Natural products and foods
Many ‘natural’ products (including some foods) can also affect how well your medicines work, and may increase the side effects. Some natural products can influence how a medicine is absorbed or eliminated from the body, thus affecting the amount of medicine active in your system. They may counteract or enhance the effect of the medicine you have been prescribed or advised to use by your pharmacist.
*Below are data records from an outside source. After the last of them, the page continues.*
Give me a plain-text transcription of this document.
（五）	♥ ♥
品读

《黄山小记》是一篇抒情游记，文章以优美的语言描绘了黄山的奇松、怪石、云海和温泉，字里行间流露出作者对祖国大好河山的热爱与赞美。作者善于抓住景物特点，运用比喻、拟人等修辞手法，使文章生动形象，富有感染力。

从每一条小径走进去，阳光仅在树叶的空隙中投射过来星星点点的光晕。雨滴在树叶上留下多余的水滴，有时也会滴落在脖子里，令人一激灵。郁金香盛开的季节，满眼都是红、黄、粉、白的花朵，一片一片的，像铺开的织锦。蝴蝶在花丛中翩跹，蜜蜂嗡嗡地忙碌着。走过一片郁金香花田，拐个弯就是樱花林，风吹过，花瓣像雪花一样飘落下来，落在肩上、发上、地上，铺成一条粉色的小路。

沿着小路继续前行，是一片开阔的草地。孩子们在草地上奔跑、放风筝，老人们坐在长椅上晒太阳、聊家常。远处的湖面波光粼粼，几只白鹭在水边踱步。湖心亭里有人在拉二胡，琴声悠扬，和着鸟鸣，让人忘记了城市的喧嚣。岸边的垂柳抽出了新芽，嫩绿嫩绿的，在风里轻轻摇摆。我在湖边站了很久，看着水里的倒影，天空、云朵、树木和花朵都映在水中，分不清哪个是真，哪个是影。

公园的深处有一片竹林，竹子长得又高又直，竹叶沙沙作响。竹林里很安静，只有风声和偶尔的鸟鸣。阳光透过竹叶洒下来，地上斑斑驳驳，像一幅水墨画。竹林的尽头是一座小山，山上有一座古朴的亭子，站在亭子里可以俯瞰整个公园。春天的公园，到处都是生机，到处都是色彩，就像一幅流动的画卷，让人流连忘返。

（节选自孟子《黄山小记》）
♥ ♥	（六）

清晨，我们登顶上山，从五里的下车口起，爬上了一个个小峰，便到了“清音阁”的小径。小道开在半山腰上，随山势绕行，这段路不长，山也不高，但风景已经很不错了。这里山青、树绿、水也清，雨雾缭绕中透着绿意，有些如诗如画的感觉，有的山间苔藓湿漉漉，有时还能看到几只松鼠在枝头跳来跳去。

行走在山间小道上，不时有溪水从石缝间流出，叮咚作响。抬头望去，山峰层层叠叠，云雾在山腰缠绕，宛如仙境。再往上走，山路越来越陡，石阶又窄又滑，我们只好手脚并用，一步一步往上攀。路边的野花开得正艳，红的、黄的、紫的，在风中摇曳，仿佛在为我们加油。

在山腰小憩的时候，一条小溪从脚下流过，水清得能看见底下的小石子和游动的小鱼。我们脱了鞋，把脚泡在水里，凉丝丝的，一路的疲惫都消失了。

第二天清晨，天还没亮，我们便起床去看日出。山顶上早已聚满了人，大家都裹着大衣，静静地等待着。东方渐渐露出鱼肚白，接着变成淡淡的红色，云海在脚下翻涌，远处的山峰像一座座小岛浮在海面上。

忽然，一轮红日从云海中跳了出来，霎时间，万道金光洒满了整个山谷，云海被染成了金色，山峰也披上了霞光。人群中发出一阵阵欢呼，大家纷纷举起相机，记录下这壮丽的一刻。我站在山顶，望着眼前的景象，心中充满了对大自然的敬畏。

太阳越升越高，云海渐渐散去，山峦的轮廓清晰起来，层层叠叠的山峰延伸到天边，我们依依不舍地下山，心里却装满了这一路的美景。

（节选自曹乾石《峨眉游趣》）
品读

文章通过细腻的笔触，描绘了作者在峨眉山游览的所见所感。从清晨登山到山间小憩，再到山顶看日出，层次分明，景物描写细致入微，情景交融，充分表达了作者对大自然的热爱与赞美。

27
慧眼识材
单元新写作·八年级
Make a list and take it with you
The interactions between medicines and other products (the ways medicines affect each other’s actions) are often difficult to predict. This is because their ingredients are sometimes not listed, and not all the effects of alternative medicines and dietary supplements are known (they are not studied as well as conventional medicines). But many interactions have been identified, and some are very important. So, it is a good idea to make a list of all your prescription, OTC and complementary or alternative medicines, and take it along when you next visit your doctor or pharmacist. Remember to include:
- OTC pharmacy and supermarket medicines
- vitamins and supplements
- complementary medicines or traditional medicines
- particular foods you consume in quantity (e.g. garlic, grapefruit, liquorice).
|How often used?
|How long used for?
One common medicine interaction is with St John’s wort, which is widely used to relieve symptoms of mild depression. However, it is known to interfere with the way a number of other medicines work, including the oral contraceptive pill.
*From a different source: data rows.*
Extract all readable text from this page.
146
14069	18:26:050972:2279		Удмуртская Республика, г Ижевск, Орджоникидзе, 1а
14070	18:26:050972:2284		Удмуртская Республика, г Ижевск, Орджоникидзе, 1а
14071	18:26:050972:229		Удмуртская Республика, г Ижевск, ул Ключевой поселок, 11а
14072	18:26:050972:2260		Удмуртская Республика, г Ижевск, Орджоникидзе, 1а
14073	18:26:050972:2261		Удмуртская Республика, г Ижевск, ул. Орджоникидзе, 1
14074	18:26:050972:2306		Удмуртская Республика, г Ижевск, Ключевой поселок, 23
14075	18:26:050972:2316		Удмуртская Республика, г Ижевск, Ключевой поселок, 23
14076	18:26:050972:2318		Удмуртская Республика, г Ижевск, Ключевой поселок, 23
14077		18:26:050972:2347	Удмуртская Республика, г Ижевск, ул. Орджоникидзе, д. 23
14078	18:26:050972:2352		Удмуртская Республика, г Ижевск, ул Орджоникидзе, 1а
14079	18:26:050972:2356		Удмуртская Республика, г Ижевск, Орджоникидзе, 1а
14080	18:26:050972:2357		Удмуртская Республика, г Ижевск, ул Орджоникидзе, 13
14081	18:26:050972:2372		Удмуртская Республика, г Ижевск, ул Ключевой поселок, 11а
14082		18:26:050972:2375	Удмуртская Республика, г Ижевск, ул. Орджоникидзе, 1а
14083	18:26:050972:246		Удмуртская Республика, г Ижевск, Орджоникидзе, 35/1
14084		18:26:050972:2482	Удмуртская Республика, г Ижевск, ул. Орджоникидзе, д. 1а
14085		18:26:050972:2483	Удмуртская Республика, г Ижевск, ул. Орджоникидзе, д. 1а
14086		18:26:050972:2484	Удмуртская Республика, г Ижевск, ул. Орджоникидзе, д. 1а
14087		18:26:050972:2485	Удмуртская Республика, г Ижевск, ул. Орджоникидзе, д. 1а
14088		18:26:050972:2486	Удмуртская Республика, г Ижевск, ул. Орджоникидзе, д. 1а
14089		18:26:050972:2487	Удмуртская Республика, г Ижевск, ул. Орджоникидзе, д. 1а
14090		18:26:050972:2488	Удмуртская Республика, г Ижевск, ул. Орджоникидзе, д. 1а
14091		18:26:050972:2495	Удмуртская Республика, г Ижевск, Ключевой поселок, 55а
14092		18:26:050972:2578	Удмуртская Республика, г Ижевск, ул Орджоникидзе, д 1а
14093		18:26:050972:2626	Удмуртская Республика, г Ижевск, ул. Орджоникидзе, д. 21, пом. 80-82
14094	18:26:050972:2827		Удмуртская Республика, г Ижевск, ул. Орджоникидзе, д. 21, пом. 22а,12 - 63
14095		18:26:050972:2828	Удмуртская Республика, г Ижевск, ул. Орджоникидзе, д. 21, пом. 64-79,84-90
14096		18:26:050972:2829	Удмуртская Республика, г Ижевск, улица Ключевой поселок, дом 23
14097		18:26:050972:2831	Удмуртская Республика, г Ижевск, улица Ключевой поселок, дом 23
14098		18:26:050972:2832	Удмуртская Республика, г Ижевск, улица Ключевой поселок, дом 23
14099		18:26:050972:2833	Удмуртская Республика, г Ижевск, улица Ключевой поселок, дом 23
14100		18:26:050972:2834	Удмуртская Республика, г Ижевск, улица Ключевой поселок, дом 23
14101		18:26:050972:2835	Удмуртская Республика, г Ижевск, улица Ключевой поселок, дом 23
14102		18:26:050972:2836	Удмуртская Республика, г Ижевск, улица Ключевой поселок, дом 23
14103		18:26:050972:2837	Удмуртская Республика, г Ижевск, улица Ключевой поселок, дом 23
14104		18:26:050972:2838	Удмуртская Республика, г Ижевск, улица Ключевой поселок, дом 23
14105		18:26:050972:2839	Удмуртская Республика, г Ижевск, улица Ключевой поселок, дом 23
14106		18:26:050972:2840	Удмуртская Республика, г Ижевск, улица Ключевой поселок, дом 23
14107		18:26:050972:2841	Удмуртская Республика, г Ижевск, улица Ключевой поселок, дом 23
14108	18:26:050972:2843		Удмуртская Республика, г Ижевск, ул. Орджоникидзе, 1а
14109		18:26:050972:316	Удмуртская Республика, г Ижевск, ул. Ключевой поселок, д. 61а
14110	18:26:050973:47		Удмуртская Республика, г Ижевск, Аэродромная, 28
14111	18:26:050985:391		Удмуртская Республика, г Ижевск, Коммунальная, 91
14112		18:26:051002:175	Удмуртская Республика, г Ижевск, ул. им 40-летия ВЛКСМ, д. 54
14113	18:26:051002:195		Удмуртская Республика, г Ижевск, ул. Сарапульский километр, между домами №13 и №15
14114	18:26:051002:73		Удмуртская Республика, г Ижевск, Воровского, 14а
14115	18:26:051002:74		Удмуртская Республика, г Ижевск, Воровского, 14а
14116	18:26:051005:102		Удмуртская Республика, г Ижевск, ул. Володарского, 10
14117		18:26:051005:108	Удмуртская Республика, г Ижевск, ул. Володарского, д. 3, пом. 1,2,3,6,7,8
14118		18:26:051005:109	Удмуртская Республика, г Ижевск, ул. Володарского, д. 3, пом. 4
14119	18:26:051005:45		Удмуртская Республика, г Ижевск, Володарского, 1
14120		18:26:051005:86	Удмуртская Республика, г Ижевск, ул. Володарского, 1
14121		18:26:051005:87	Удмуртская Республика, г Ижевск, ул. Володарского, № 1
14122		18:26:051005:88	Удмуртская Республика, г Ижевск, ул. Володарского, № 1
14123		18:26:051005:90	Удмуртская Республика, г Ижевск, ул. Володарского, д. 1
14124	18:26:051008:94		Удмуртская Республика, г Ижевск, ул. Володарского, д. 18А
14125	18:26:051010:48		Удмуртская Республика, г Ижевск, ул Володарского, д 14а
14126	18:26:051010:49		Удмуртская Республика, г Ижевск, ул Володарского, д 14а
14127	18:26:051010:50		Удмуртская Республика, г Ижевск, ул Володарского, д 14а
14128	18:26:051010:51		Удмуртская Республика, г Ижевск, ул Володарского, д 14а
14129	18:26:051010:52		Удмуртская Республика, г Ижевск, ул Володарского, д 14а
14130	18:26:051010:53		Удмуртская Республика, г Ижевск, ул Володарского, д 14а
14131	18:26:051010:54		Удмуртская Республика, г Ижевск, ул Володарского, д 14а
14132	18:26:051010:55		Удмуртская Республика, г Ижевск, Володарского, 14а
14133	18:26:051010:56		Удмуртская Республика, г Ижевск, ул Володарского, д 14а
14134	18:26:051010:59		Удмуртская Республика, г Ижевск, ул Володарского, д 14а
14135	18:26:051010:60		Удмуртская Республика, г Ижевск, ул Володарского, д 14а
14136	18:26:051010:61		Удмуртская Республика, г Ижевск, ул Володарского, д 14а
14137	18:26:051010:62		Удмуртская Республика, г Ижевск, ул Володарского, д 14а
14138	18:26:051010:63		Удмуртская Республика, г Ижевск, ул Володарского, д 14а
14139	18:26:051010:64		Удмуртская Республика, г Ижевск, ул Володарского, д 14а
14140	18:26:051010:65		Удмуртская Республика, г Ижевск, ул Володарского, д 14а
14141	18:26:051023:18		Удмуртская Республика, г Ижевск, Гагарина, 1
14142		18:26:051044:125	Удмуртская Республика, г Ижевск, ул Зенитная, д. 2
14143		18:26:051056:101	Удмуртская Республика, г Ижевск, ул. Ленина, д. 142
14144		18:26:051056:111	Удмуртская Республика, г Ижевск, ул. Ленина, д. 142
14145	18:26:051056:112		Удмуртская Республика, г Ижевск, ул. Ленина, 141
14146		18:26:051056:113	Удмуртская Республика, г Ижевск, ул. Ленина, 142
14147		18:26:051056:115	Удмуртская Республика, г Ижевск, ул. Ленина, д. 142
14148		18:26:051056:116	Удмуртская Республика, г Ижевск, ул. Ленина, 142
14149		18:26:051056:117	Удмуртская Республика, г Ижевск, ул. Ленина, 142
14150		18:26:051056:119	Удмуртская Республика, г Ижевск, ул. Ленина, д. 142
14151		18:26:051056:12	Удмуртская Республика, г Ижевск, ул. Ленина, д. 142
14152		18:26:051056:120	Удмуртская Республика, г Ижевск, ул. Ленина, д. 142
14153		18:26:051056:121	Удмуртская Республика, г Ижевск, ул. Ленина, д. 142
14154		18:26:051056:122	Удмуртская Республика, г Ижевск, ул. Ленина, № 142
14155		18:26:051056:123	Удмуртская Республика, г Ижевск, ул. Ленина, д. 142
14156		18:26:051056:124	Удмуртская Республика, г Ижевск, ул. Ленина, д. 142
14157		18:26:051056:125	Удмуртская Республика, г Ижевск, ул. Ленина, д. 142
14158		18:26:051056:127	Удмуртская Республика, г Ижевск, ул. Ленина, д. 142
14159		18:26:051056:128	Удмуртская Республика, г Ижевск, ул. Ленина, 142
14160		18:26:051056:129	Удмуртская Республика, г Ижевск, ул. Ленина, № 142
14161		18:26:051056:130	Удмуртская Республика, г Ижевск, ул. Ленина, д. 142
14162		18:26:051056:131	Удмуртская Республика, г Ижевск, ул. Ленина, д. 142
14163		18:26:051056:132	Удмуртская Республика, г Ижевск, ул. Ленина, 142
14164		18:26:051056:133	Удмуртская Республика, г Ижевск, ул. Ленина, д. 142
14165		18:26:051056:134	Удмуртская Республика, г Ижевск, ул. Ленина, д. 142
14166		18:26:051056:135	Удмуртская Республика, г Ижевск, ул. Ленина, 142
Some foods are also important. Grapefruit and grapefruit juice can increase the levels of some drugs in your bloodstream to an unsafe level. Eaten in quantity, liquorice can also affect the actions of a number of important medicines.
Registered pharmaceutical medicines and complementary medicines
When pharmaceutical medicines are registered for use by the government their composition, dose, actions, uses and known side effects are listed in the Prescribing Information.
The evidence for the safe and effective use, and side effects, of registered medicines has come from large international studies, and their safety is monitored in Australia on an ongoing basis by the Therapeutic Goods Administration.
Complementary medicines, natural products and dietary supplements are not regulated or monitored in the same way. They are currently classified as foods, and are subject to foods legislation. There is no requirement for studies of their actions and effects to have been performed, and these products are not permitted to carry any therapeutic claims.